I was talking with Christian that I'd encountered while standing in a line, and I made the mistake of letting them know that I didn't believe in deities, spirits et cetera. This started the usual questions. Eventually, we wound up on the subject of Free Will, and this gave me a chance to ask a question that I'd been looking for an answer to. From the Christian perspective, I asked, what was Free Will for? What purpose does it serve? Disappointingly, it turned into a stumper, with my interlocutor unable to articulate any real answer other than, "God wanted it that way."

Now, to be sure, I don't know if I actually believe in Free Will. I tend more towards a belief in a deterministic universe, where things only appear to be random. Instead they simply governed by rules that are too complicated to work out in real time, and so while we can often simulate things (albeit sometimes at a slower pace than the real thing), we can't look at the world and understand from that how things are going to unfold. There are simply too many factors to be taken into consideration.

But I've come to find the concept of Free Will in Judeo/Christian/Moslem thought interesting. Because it doesn't seem to serve anyone's purposes. There's never a time when disobedience to divine will is shown to be the correct course of action. It only leads to suffering. So why have it in the first place?
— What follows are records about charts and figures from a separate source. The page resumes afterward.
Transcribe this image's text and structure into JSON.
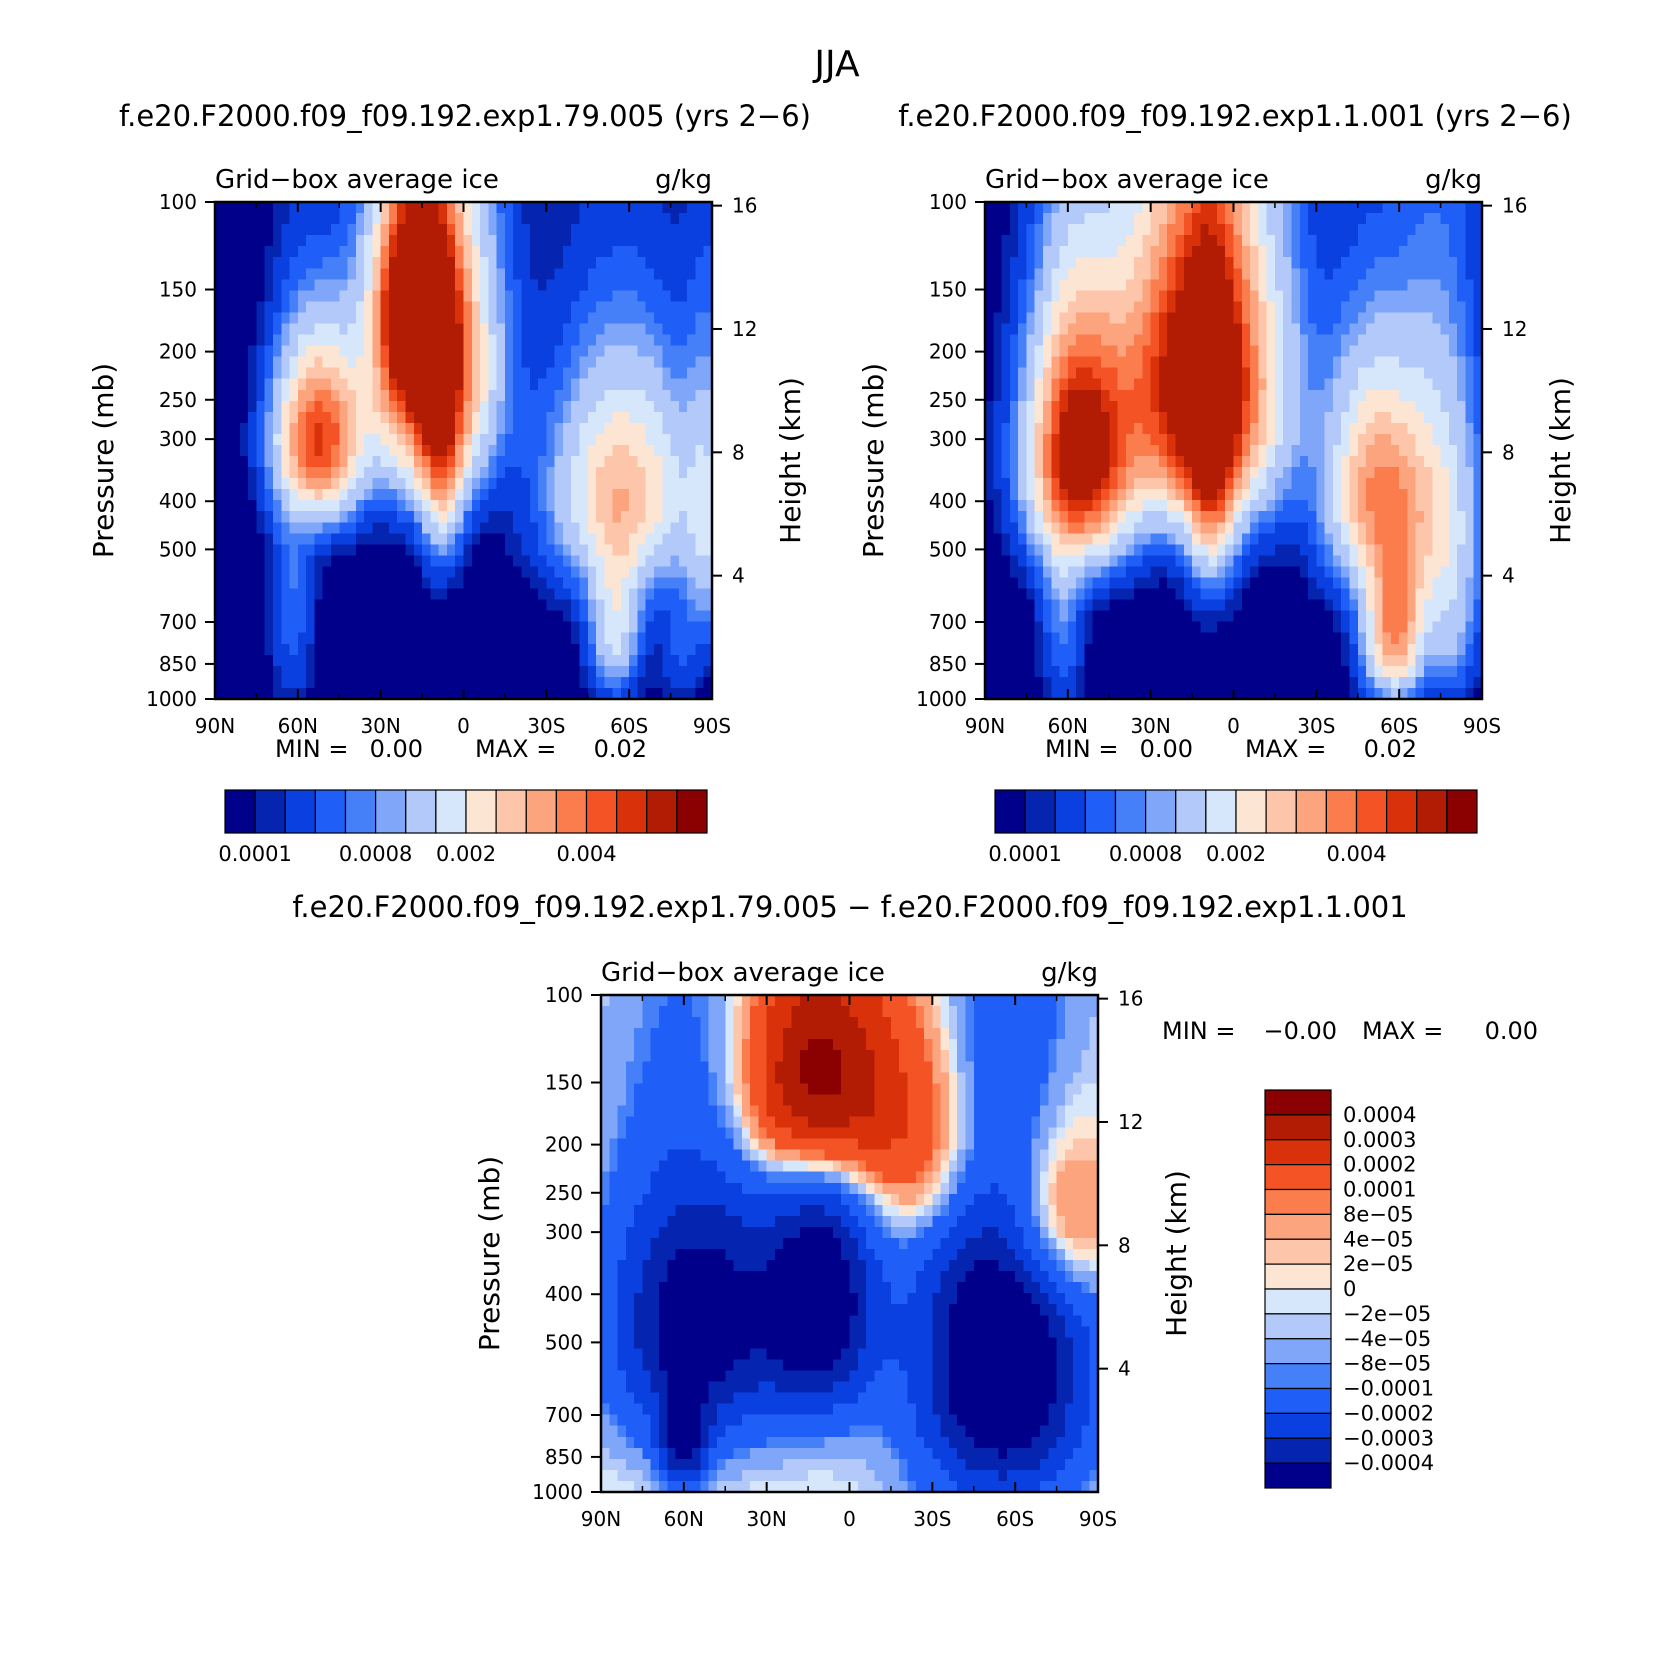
{
  "figure_title": "JJA",
  "chart_data": [
    {
      "type": "heatmap",
      "id": "top-left",
      "title": "f.e20.F2000.f09_f09.192.exp1.79.005 (yrs 2−6)",
      "left_label": "Grid−box average ice",
      "right_label": "g/kg",
      "ylabel": "Pressure (mb)",
      "ylabel_right": "Height (km)",
      "xlabel": "",
      "x_ticks": [
        "90N",
        "60N",
        "30N",
        "0",
        "30S",
        "60S",
        "90S"
      ],
      "y_ticks": [
        "100",
        "150",
        "200",
        "250",
        "300",
        "400",
        "500",
        "700",
        "850",
        "1000"
      ],
      "height_ticks": [
        "16",
        "12",
        "8",
        "4"
      ],
      "xlim": [
        90,
        -90
      ],
      "ylim": [
        1000,
        100
      ],
      "min_label": "MIN =",
      "min_value": "0.00",
      "max_label": "MAX =",
      "max_value": "0.02",
      "features": [
        {
          "lat": 12,
          "p": 210,
          "value": 0.0055,
          "lat_sigma": 14,
          "p_sigma": 100
        },
        {
          "lat": 18,
          "p": 160,
          "value": 0.005,
          "lat_sigma": 8,
          "p_sigma": 50
        },
        {
          "lat": 52,
          "p": 300,
          "value": 0.0045,
          "lat_sigma": 10,
          "p_sigma": 80
        },
        {
          "lat": 8,
          "p": 320,
          "value": 0.0025,
          "lat_sigma": 5,
          "p_sigma": 120
        },
        {
          "lat": -58,
          "p": 380,
          "value": 0.0028,
          "lat_sigma": 17,
          "p_sigma": 130
        },
        {
          "lat": -55,
          "p": 700,
          "value": 0.0018,
          "lat_sigma": 6,
          "p_sigma": 160
        },
        {
          "lat": -88,
          "p": 450,
          "value": 0.0012,
          "lat_sigma": 5,
          "p_sigma": 200
        },
        {
          "lat": 62,
          "p": 600,
          "value": 0.0006,
          "lat_sigma": 5,
          "p_sigma": 250
        },
        {
          "lat": -78,
          "p": 780,
          "value": 0.0004,
          "lat_sigma": 5,
          "p_sigma": 150
        }
      ],
      "colorbar": {
        "ticks": [
          "0.0001",
          "0.0008",
          "0.002",
          "0.004"
        ],
        "levels": [
          0.0001,
          0.0002,
          0.0004,
          0.0006,
          0.0008,
          0.001,
          0.0015,
          0.002,
          0.0025,
          0.003,
          0.0035,
          0.004,
          0.0045,
          0.005
        ],
        "colors": [
          "#00008b",
          "#0524b0",
          "#0a3fe0",
          "#1f5ff8",
          "#4580f9",
          "#7fa6f8",
          "#b2c9f9",
          "#d6e6fb",
          "#fde5d4",
          "#fdc5aa",
          "#fca47e",
          "#fb7d4e",
          "#f45325",
          "#d9320a",
          "#b21c05",
          "#8b0000"
        ]
      }
    },
    {
      "type": "heatmap",
      "id": "top-right",
      "title": "f.e20.F2000.f09_f09.192.exp1.1.001 (yrs 2−6)",
      "left_label": "Grid−box average ice",
      "right_label": "g/kg",
      "ylabel": "Pressure (mb)",
      "ylabel_right": "Height (km)",
      "xlabel": "",
      "x_ticks": [
        "90N",
        "60N",
        "30N",
        "0",
        "30S",
        "60S",
        "90S"
      ],
      "y_ticks": [
        "100",
        "150",
        "200",
        "250",
        "300",
        "400",
        "500",
        "700",
        "850",
        "1000"
      ],
      "height_ticks": [
        "16",
        "12",
        "8",
        "4"
      ],
      "xlim": [
        90,
        -90
      ],
      "ylim": [
        1000,
        100
      ],
      "min_label": "MIN =",
      "min_value": "0.00",
      "max_label": "MAX =",
      "max_value": "0.02",
      "features": [
        {
          "lat": 12,
          "p": 230,
          "value": 0.0065,
          "lat_sigma": 18,
          "p_sigma": 120
        },
        {
          "lat": 55,
          "p": 320,
          "value": 0.0058,
          "lat_sigma": 12,
          "p_sigma": 120
        },
        {
          "lat": 8,
          "p": 330,
          "value": 0.003,
          "lat_sigma": 6,
          "p_sigma": 150
        },
        {
          "lat": -52,
          "p": 380,
          "value": 0.0034,
          "lat_sigma": 12,
          "p_sigma": 130
        },
        {
          "lat": -58,
          "p": 720,
          "value": 0.0036,
          "lat_sigma": 7,
          "p_sigma": 160
        },
        {
          "lat": -75,
          "p": 450,
          "value": 0.0018,
          "lat_sigma": 10,
          "p_sigma": 220
        },
        {
          "lat": 62,
          "p": 600,
          "value": 0.0008,
          "lat_sigma": 5,
          "p_sigma": 250
        },
        {
          "lat": -80,
          "p": 780,
          "value": 0.0005,
          "lat_sigma": 5,
          "p_sigma": 150
        }
      ],
      "colorbar": {
        "ticks": [
          "0.0001",
          "0.0008",
          "0.002",
          "0.004"
        ],
        "levels": [
          0.0001,
          0.0002,
          0.0004,
          0.0006,
          0.0008,
          0.001,
          0.0015,
          0.002,
          0.0025,
          0.003,
          0.0035,
          0.004,
          0.0045,
          0.005
        ],
        "colors": [
          "#00008b",
          "#0524b0",
          "#0a3fe0",
          "#1f5ff8",
          "#4580f9",
          "#7fa6f8",
          "#b2c9f9",
          "#d6e6fb",
          "#fde5d4",
          "#fdc5aa",
          "#fca47e",
          "#fb7d4e",
          "#f45325",
          "#d9320a",
          "#b21c05",
          "#8b0000"
        ]
      }
    },
    {
      "type": "heatmap",
      "id": "difference",
      "title": "f.e20.F2000.f09_f09.192.exp1.79.005 − f.e20.F2000.f09_f09.192.exp1.1.001",
      "left_label": "Grid−box average ice",
      "right_label": "g/kg",
      "ylabel": "Pressure (mb)",
      "ylabel_right": "Height (km)",
      "xlabel": "",
      "x_ticks": [
        "90N",
        "60N",
        "30N",
        "0",
        "30S",
        "60S",
        "90S"
      ],
      "y_ticks": [
        "100",
        "150",
        "200",
        "250",
        "300",
        "400",
        "500",
        "700",
        "850",
        "1000"
      ],
      "height_ticks": [
        "16",
        "12",
        "8",
        "4"
      ],
      "xlim": [
        90,
        -90
      ],
      "ylim": [
        1000,
        100
      ],
      "min_label": "MIN =",
      "min_value": "−0.00",
      "max_label": "MAX =",
      "max_value": "0.00",
      "features": [
        {
          "lat": 12,
          "p": 150,
          "value": 0.0006,
          "lat_sigma": 18,
          "p_sigma": 60
        },
        {
          "lat": -30,
          "p": 200,
          "value": 0.00025,
          "lat_sigma": 18,
          "p_sigma": 80
        },
        {
          "lat": -75,
          "p": 280,
          "value": 0.0003,
          "lat_sigma": 14,
          "p_sigma": 90
        },
        {
          "lat": 55,
          "p": 200,
          "value": 5e-05,
          "lat_sigma": 20,
          "p_sigma": 80
        },
        {
          "lat": 55,
          "p": 450,
          "value": -0.0005,
          "lat_sigma": 22,
          "p_sigma": 220
        },
        {
          "lat": 10,
          "p": 420,
          "value": -0.0005,
          "lat_sigma": 14,
          "p_sigma": 180
        },
        {
          "lat": -55,
          "p": 550,
          "value": -0.0006,
          "lat_sigma": 22,
          "p_sigma": 320
        },
        {
          "lat": 60,
          "p": 800,
          "value": -0.0004,
          "lat_sigma": 6,
          "p_sigma": 120
        }
      ],
      "colorbar": {
        "ticks": [
          "0.0004",
          "0.0003",
          "0.0002",
          "0.0001",
          "8e−05",
          "4e−05",
          "2e−05",
          "0",
          "−2e−05",
          "−4e−05",
          "−8e−05",
          "−0.0001",
          "−0.0002",
          "−0.0003",
          "−0.0004"
        ],
        "levels": [
          -0.0004,
          -0.0003,
          -0.0002,
          -0.0001,
          -8e-05,
          -4e-05,
          -2e-05,
          0,
          2e-05,
          4e-05,
          8e-05,
          0.0001,
          0.0002,
          0.0003,
          0.0004
        ],
        "colors": [
          "#00008b",
          "#0524b0",
          "#0a3fe0",
          "#1f5ff8",
          "#4580f9",
          "#7fa6f8",
          "#b2c9f9",
          "#d6e6fb",
          "#fde5d4",
          "#fdc5aa",
          "#fca47e",
          "#fb7d4e",
          "#f45325",
          "#d9320a",
          "#b21c05",
          "#8b0000"
        ]
      }
    }
  ]
}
And with an omnipotent and omniscient deity, there's no need for anything else to have the power to make decisions. What possible choice can a person make that it wouldn't occur to the Abrahamic god to implement? There's no need to "crowdsource" decision-making. And in this sense, Free Will seems like a trap; any use of it ends poorly.

I suspect that sooner or later, I'll meet someone who can give me a perspective that I hadn't considered that will demonstrate a logic to it. I'm curious to see what that perspective is.